Interesting fact of the day: The first archaeological evidence of instruments, a flute, was **not** made by humans, in fact, it was made by a neanderthal and is 60,000 years old.
@trinsec That doesnt mean we are neanderthals... it only implies we have common ancestry.
@freemo Tell that the parent organization of our school. They took over our school that's existed for over 2 centuries now. Now that org, which is probably at most a few decades old, makes the claim that they've existed 'for 200 years!'... 🤨
So I'll just follow suit. Us humans invented the damn flute, and that's that! *Stomps on floor*
@trinsec lol typical
It all comes downt o definition... the first musical instrument would be ones voice, after that perhaps a woodpecker or the beating of the tail of a beaver or similar.. I'm sure some human hit two sticks together like a drum at one point too...
I think if you really want to define a musical instrument for this context in a meaningful way it would have to be some object that had to be formed to make sounds it couldnt naturally do.

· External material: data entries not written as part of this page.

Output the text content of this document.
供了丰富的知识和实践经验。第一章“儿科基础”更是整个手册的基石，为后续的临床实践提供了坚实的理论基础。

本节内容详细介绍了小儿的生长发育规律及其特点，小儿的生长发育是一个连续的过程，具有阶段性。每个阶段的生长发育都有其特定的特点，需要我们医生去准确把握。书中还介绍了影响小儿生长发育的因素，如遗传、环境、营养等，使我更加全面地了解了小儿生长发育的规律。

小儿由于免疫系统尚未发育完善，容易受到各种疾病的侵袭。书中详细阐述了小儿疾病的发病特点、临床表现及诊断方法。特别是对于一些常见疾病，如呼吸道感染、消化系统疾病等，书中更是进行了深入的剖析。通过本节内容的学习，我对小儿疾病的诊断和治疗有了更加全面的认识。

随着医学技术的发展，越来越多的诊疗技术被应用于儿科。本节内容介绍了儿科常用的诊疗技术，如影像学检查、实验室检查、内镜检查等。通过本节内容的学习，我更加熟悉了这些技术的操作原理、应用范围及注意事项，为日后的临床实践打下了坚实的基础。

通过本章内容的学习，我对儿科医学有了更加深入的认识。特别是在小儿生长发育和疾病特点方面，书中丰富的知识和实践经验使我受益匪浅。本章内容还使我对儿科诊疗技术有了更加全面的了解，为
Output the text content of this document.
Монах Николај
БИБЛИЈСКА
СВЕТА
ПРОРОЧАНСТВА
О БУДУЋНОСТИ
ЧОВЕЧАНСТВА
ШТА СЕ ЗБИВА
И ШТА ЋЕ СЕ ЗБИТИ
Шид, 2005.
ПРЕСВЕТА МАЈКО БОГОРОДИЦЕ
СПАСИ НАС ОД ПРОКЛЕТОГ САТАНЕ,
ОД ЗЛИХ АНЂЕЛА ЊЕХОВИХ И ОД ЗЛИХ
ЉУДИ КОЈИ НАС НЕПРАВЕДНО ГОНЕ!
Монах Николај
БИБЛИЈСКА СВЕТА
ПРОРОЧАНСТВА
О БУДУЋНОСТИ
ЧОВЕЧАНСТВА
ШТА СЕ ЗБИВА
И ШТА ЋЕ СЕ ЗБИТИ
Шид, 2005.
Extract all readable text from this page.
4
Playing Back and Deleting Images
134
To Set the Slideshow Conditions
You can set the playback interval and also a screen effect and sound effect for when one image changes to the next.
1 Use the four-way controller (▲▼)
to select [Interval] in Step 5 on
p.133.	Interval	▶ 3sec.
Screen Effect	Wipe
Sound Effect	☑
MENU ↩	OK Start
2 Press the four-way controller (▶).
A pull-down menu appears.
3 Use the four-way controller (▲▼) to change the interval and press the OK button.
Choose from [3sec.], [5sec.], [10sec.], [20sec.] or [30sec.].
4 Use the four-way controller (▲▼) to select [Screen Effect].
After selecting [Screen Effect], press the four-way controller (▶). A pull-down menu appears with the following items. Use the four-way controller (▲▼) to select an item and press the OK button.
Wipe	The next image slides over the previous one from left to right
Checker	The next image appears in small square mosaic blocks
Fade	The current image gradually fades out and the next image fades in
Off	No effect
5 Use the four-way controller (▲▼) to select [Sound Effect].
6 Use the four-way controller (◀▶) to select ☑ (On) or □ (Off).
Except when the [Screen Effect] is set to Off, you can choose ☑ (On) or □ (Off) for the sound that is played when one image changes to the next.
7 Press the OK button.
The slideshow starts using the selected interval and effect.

@freemo Supplemental semi-interesting fact of the day: the Neandertal is a valley of the river Düssel near Düsseldorf. The "h" got dropped in the German spelling reform of 1901.
@freemo
My mother played flute in a couple of orchestras, so I have no choice but to boost this post. Her dna test showed a couple percent Neandertal origin, too!
@AndyLowry Her great grandmommy/daddy invented the flute :)
@freemo Considering that the majority of humanity have like 2% Neanderthal-DNA (I think I've read that somewhere), we can make the claim anyway! Ha!